Get to Know Your Gun

If you want to know your gun a lot better, then it is best to do a range graph. This is fairly simple, and all you have to do is get a safe range of 50 metres or yards.

Zero the gun at your normal range, this is normally around 25 to 35 metres, but this is up to you, depending on the power and maximum range that you shoot at. Let us assume the gun is zeroed at 30 metres.
Copy image below and past into Word to get the full size and print it landscape.

After you have zeroed your gun at your normal zero you then fire still at the centre at 5 metres, then 10 metres, 15 metres, 20 metres etc out to the max range you have decided on, until you have fired at all the five metre points. You then transfer the group drop or rise on this graph. It is then simple to join the dots until you have done your range graph. Get to know the graph well until it comes automatic for you to know the rise or fall of your trajectory.

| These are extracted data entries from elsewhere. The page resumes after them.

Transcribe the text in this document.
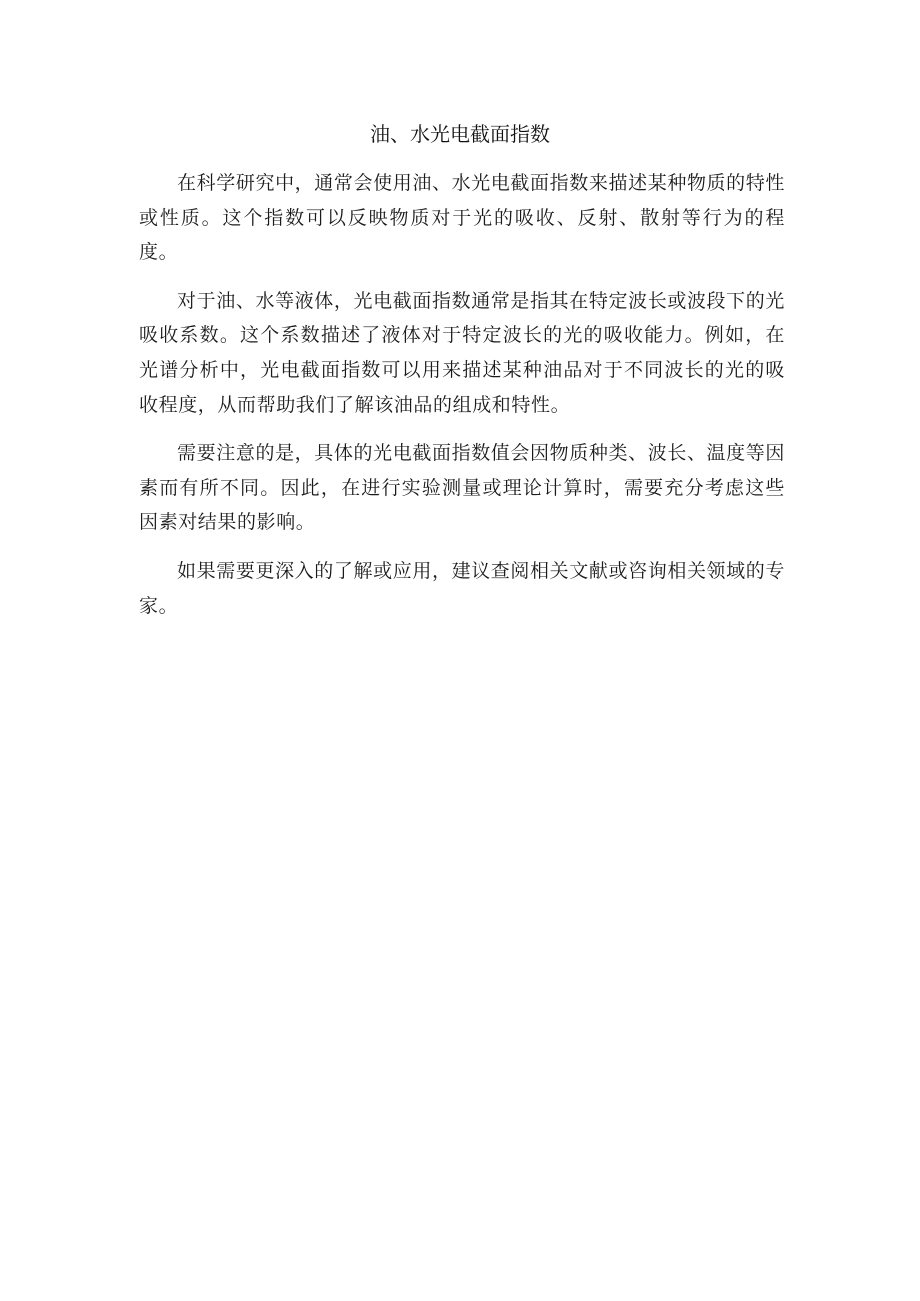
油、水光电截面指数

在科学研究中，通常会使用油、水光电截面指数来描述某种物质的特性或性质。这个指数可以反映物质对于光的吸收、反射、散射等行为的程度。

对于油、水等液体，光电截面指数通常是指其在特定波长或波段下的光吸收系数。这个系数描述了液体对于特定波长的光的吸收能力。例如，在光谱分析中，光电截面指数可以用来描述某种油品对于不同波长的光的吸收程度，从而帮助我们了解该油品的组成和特性。

需要注意的是，具体的光电截面指数值会因物质种类、波长、温度等因素而有所不同。因此，在进行实验测量或理论计算时，需要充分考虑这些因素对结果的影响。

如果需要更深入的了解或应用，建议查阅相关文献或咨询相关领域的专家。
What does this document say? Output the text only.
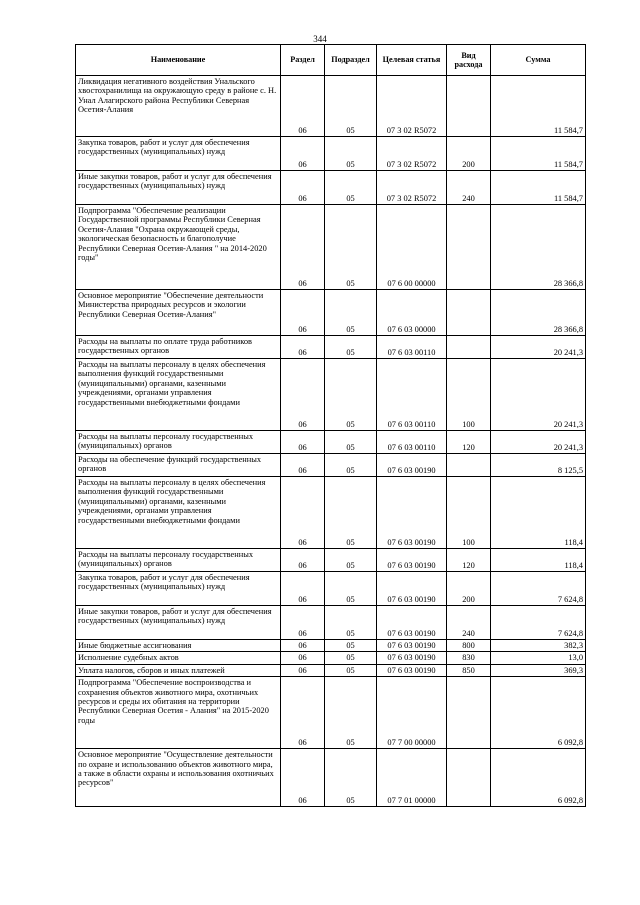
344
Наименование	Раздел	Подраздел	Целевая статья	Вид расхода	Сумма
Ликвидация негативного воздействия Унальского хвостохранилища на окружающую среду в районе с. Н. Унал Алагирского района Республики Северная Осетия-Алания	06	05	07 3 02 R5072		11 584,7
Закупка товаров, работ и услуг для обеспечения государственных (муниципальных) нужд	06	05	07 3 02 R5072	200	11 584,7
Иные закупки товаров, работ и услуг для обеспечения государственных (муниципальных) нужд	06	05	07 3 02 R5072	240	11 584,7
Подпрограмма "Обеспечение реализации Государственной программы Республики Северная Осетия-Алания "Охрана окружающей среды, экологическая безопасность и благополучие Республики Северная Осетия-Алания " на 2014-2020 годы"	06	05	07 6 00 00000		28 366,8
Основное мероприятие "Обеспечение деятельности Министерства природных ресурсов и экологии Республики Северная Осетия-Алания"	06	05	07 6 03 00000		28 366,8
Расходы на выплаты по оплате труда работников государственных органов	06	05	07 6 03 00110		20 241,3
Расходы на выплаты персоналу в целях обеспечения выполнения функций государственными (муниципальными) органами, казенными учреждениями, органами управления государственными внебюджетными фондами	06	05	07 6 03 00110	100	20 241,3
Расходы на выплаты персоналу государственных (муниципальных) органов	06	05	07 6 03 00110	120	20 241,3
Расходы на обеспечение функций государственных органов	06	05	07 6 03 00190		8 125,5
Расходы на выплаты персоналу в целях обеспечения выполнения функций государственными (муниципальными) органами, казенными учреждениями, органами управления государственными внебюджетными фондами	06	05	07 6 03 00190	100	118,4
Расходы на выплаты персоналу государственных (муниципальных) органов	06	05	07 6 03 00190	120	118,4
Закупка товаров, работ и услуг для обеспечения государственных (муниципальных) нужд	06	05	07 6 03 00190	200	7 624,8
Иные закупки товаров, работ и услуг для обеспечения государственных (муниципальных) нужд	06	05	07 6 03 00190	240	7 624,8
Иные бюджетные ассигнования	06	05	07 6 03 00190	800	382,3
Исполнение судебных актов	06	05	07 6 03 00190	830	13,0
Уплата налогов, сборов и иных платежей	06	05	07 6 03 00190	850	369,3
Подпрограмма "Обеспечение воспроизводства и сохранения объектов животного мира, охотничьих ресурсов и среды их обитания на территории Республики Северная Осетия - Алания" на 2015-2020 годы	06	05	07 7 00 00000		6 092,8
Основное мероприятие "Осуществление деятельности по охране и использованию объектов животного мира, а также в области охраны и использования охотничьих ресурсов"	06	05	07 7 01 00000		6 092,8
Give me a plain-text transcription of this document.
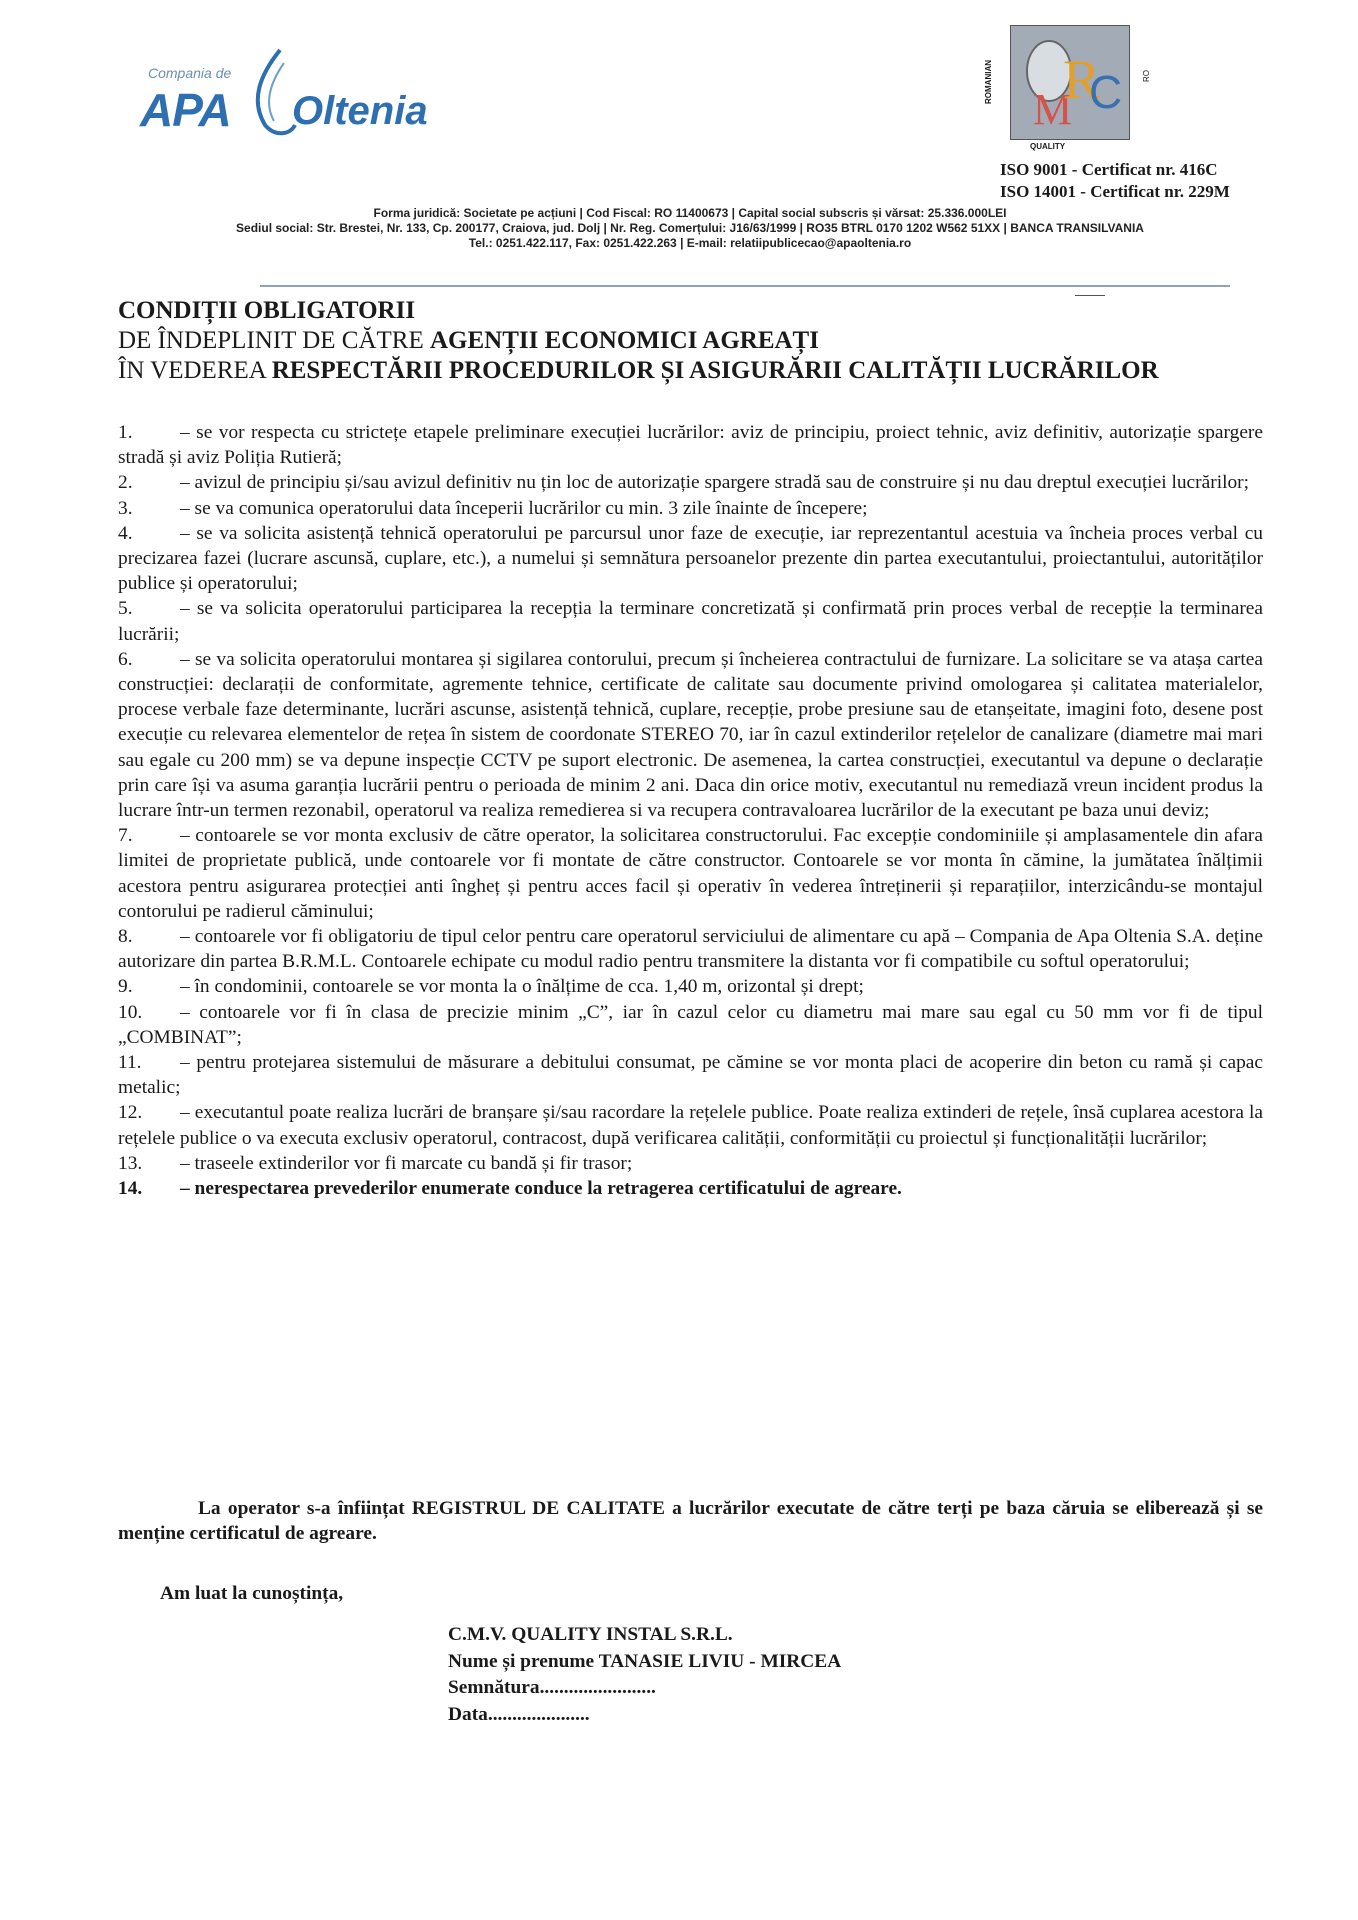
Compania de
APA Oltenia
ROMANIAN
M
R
C RO
QUALITY
ISO 9001 - Certificat nr. 416C
ISO 14001 - Certificat nr. 229M
Forma juridică: Societate pe acțiuni | Cod Fiscal: RO 11400673 | Capital social subscris și vărsat: 25.336.000LEI
Sediul social: Str. Brestei, Nr. 133, Cp. 200177, Craiova, jud. Dolj | Nr. Reg. Comerțului: J16/63/1999 | RO35 BTRL 0170 1202 W562 51XX | BANCA TRANSILVANIA
Tel.: 0251.422.117, Fax: 0251.422.263 | E-mail: relatiipublicecao@apaoltenia.ro
CONDIȚII OBLIGATORII
DE ÎNDEPLINIT DE CĂTRE AGENȚII ECONOMICI AGREAȚI
ÎN VEDEREA RESPECTĂRII PROCEDURILOR ȘI ASIGURĂRII CALITĂȚII LUCRĂRILOR

1. – se vor respecta cu strictețe etapele preliminare execuției lucrărilor: aviz de principiu, proiect tehnic, aviz definitiv, autorizație spargere stradă și aviz Poliția Rutieră;

2. – avizul de principiu și/sau avizul definitiv nu țin loc de autorizație spargere stradă sau de construire și nu dau dreptul execuției lucrărilor;

3. – se va comunica operatorului data începerii lucrărilor cu min. 3 zile înainte de începere;

4. – se va solicita asistență tehnică operatorului pe parcursul unor faze de execuție, iar reprezentantul acestuia va încheia proces verbal cu precizarea fazei (lucrare ascunsă, cuplare, etc.), a numelui și semnătura persoanelor prezente din partea executantului, proiectantului, autorităților publice și operatorului;

5. – se va solicita operatorului participarea la recepția la terminare concretizată și confirmată prin proces verbal de recepție la terminarea lucrării;

6. – se va solicita operatorului montarea și sigilarea contorului, precum și încheierea contractului de furnizare. La solicitare se va atașa cartea construcției: declarații de conformitate, agremente tehnice, certificate de calitate sau documente privind omologarea și calitatea materialelor, procese verbale faze determinante, lucrări ascunse, asistență tehnică, cuplare, recepție, probe presiune sau de etanșeitate, imagini foto, desene post execuție cu relevarea elementelor de rețea în sistem de coordonate STEREO 70, iar în cazul extinderilor rețelelor de canalizare (diametre mai mari sau egale cu 200 mm) se va depune inspecție CCTV pe suport electronic. De asemenea, la cartea construcției, executantul va depune o declarație prin care își va asuma garanția lucrării pentru o perioada de minim 2 ani. Daca din orice motiv, executantul nu remediază vreun incident produs la lucrare într-un termen rezonabil, operatorul va realiza remedierea si va recupera contravaloarea lucrărilor de la executant pe baza unui deviz;

7. – contoarele se vor monta exclusiv de către operator, la solicitarea constructorului. Fac excepție condominiile și amplasamentele din afara limitei de proprietate publică, unde contoarele vor fi montate de către constructor. Contoarele se vor monta în cămine, la jumătatea înălțimii acestora pentru asigurarea protecției anti îngheț și pentru acces facil și operativ în vederea întreținerii și reparațiilor, interzicându-se montajul contorului pe radierul căminului;

8. – contoarele vor fi obligatoriu de tipul celor pentru care operatorul serviciului de alimentare cu apă – Compania de Apa Oltenia S.A. deține autorizare din partea B.R.M.L. Contoarele echipate cu modul radio pentru transmitere la distanta vor fi compatibile cu softul operatorului;

9. – în condominii, contoarele se vor monta la o înălțime de cca. 1,40 m, orizontal și drept;

10. – contoarele vor fi în clasa de precizie minim „C”, iar în cazul celor cu diametru mai mare sau egal cu 50 mm vor fi de tipul „COMBINAT”;

11. – pentru protejarea sistemului de măsurare a debitului consumat, pe cămine se vor monta placi de acoperire din beton cu ramă și capac metalic;

12. – executantul poate realiza lucrări de branșare și/sau racordare la rețelele publice. Poate realiza extinderi de rețele, însă cuplarea acestora la rețelele publice o va executa exclusiv operatorul, contracost, după verificarea calității, conformității cu proiectul și funcționalității lucrărilor;

13. – traseele extinderilor vor fi marcate cu bandă și fir trasor;

14. – nerespectarea prevederilor enumerate conduce la retragerea certificatului de agreare.

La operator s-a înființat REGISTRUL DE CALITATE a lucrărilor executate de către terți pe baza căruia se eliberează și se menține certificatul de agreare.
Am luat la cunoștința,
C.M.V. QUALITY INSTAL S.R.L.
Nume și prenume TANASIE LIVIU - MIRCEA
Semnătura........................
Data.....................
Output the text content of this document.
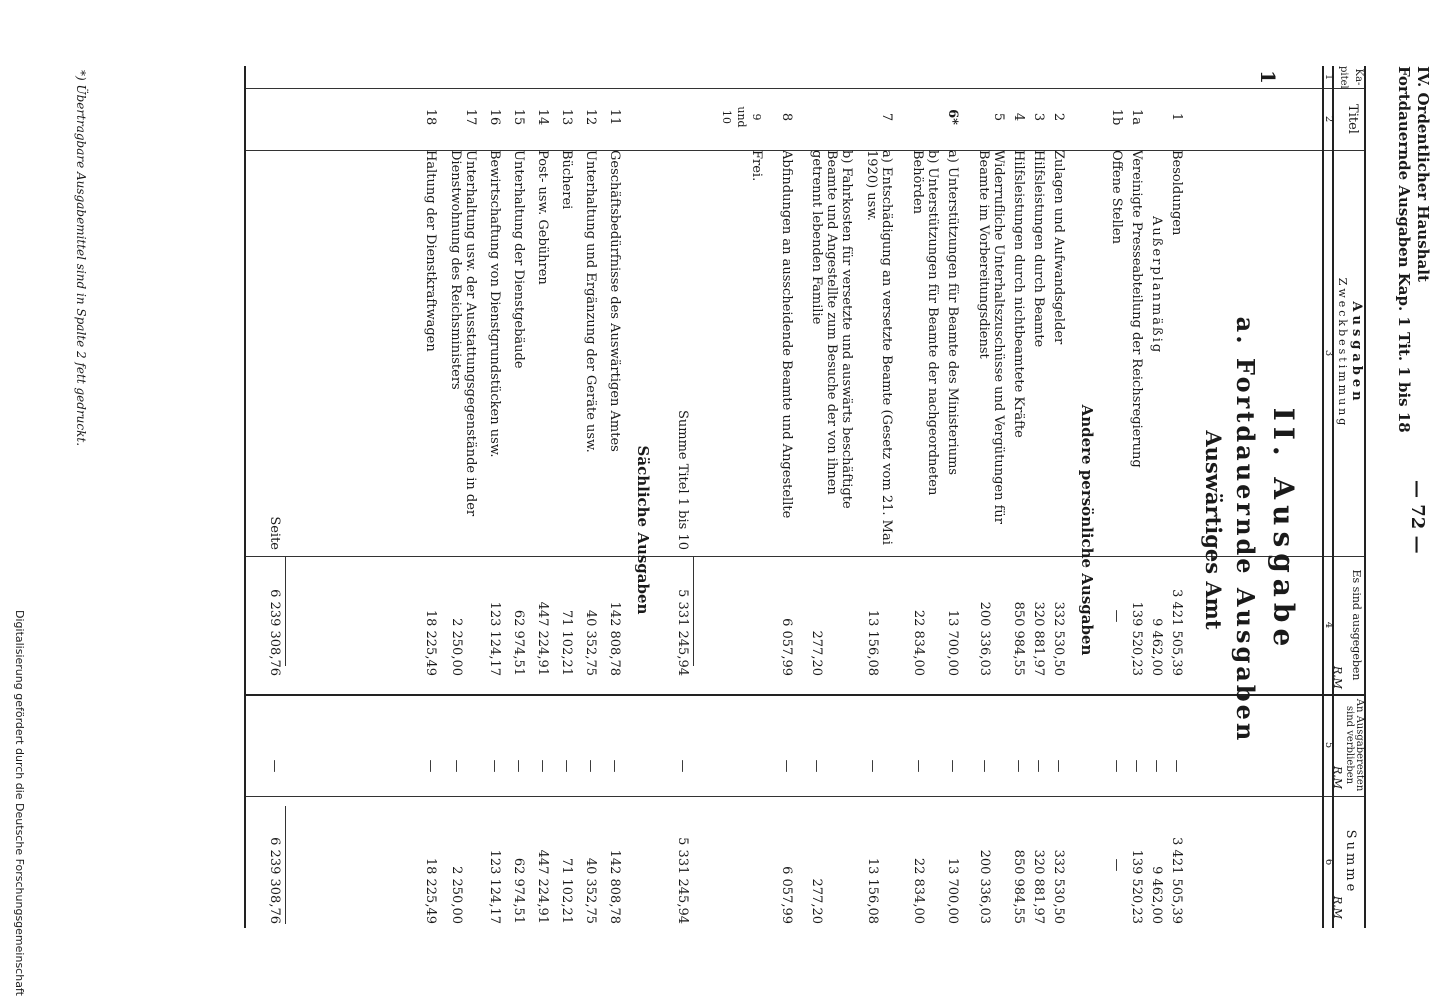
IV. Ordentlicher Haushalt
Fortdauernde Ausgaben Kap. 1 Tit. 1 bis 18
— 72 —
Ka-pitel
Titel
Ausgaben
Zweckbestimmung
Es sind ausgegeben
An Ausgaberesten sind verblieben
Summe
1
2
3
4
5
6
R.M
R.M
R.M
1
II. Ausgabe
a. Fortdauernde Ausgaben
Auswärtiges Amt
1
Besoldungen
3 421 505,39
—
3 421 505,39
Außerplanmäßig
9 462,00
—
9 462,00
1a
Vereinigte Presseabteilung der Reichsregierung
139 520,23
—
139 520,23
1b
Offene Stellen
—
—
—
Andere persönliche Ausgaben
2
Zulagen und Aufwandsgelder
332 530,50
—
332 530,50
3
Hilfsleistungen durch Beamte
320 881,97
—
320 881,97
4
Hilfsleistungen durch nichtbeamtete Kräfte
850 984,55
—
850 984,55
5
Widerrufliche Unterhaltszuschüsse und Vergütungen für Beamte im Vorbereitungsdienst
200 336,03
—
200 336,03
6*
a) Unterstützungen für Beamte des Ministeriums
13 700,00
—
13 700,00
b) Unterstützungen für Beamte der nachgeordneten Behörden
22 834,00
—
22 834,00
7
a) Entschädigung an versetzte Beamte (Gesetz vom 21. Mai 1920) usw.
13 156,08
—
13 156,08
b) Fahrkosten für versetzte und auswärts beschäftigte Beamte und Angestellte zum Besuche der von ihnen getrennt lebenden Familie
277,20
—
277,20
8
Abfindungen an ausscheidende Beamte und Angestellte
6 057,99
—
6 057,99
9 und 10
Frei.
Summe Titel 1 bis 10
5 331 245,94
—
5 331 245,94
Sächliche Ausgaben
11
Geschäftsbedürfnisse des Auswärtigen Amtes
142 808,78
—
142 808,78
12
Unterhaltung und Ergänzung der Geräte usw.
40 352,75
—
40 352,75
13
Bücherei
71 102,21
—
71 102,21
14
Post- usw. Gebühren
447 224,91
—
447 224,91
15
Unterhaltung der Dienstgebäude
62 974,51
—
62 974,51
16
Bewirtschaftung von Dienstgrundstücken usw.
123 124,17
—
123 124,17
17
Unterhaltung usw. der Ausstattungsgegenstände in der Dienstwohnung des Reichsministers
2 250,00
—
2 250,00
18
Haltung der Dienstkraftwagen
18 225,49
—
18 225,49
Seite
6 239 308,76
—
6 239 308,76
*) Übertragbare Ausgabemittel sind in Spalte 2 fett gedruckt.
Digitalisierung gefördert durch die Deutsche Forschungsgemeinschaft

For example using the graph above you know that at 30 metres you just aim dead on, and at 25 metres you would aim nearly half an inch higher assuming that you are using a quarter inch grid lines, but these can be what ever suits the power of your gun. If your gun is low powered then the grids could be half an inch. Write on the chart what you decide.

You would put a mark on the crossing point of the graph, I have shown a rough idea on the graph above to give you the general idea. The weaker the gun then the more the curve will be, obviously the more power the gun has then the flatter the curve will be. This curve is what we call the trajectory.

A .22 Long Rifle subsonic Bullet shoots fairly flat up to 80 metres, but from 80 metres to a 100 metres they drop about four to five inches.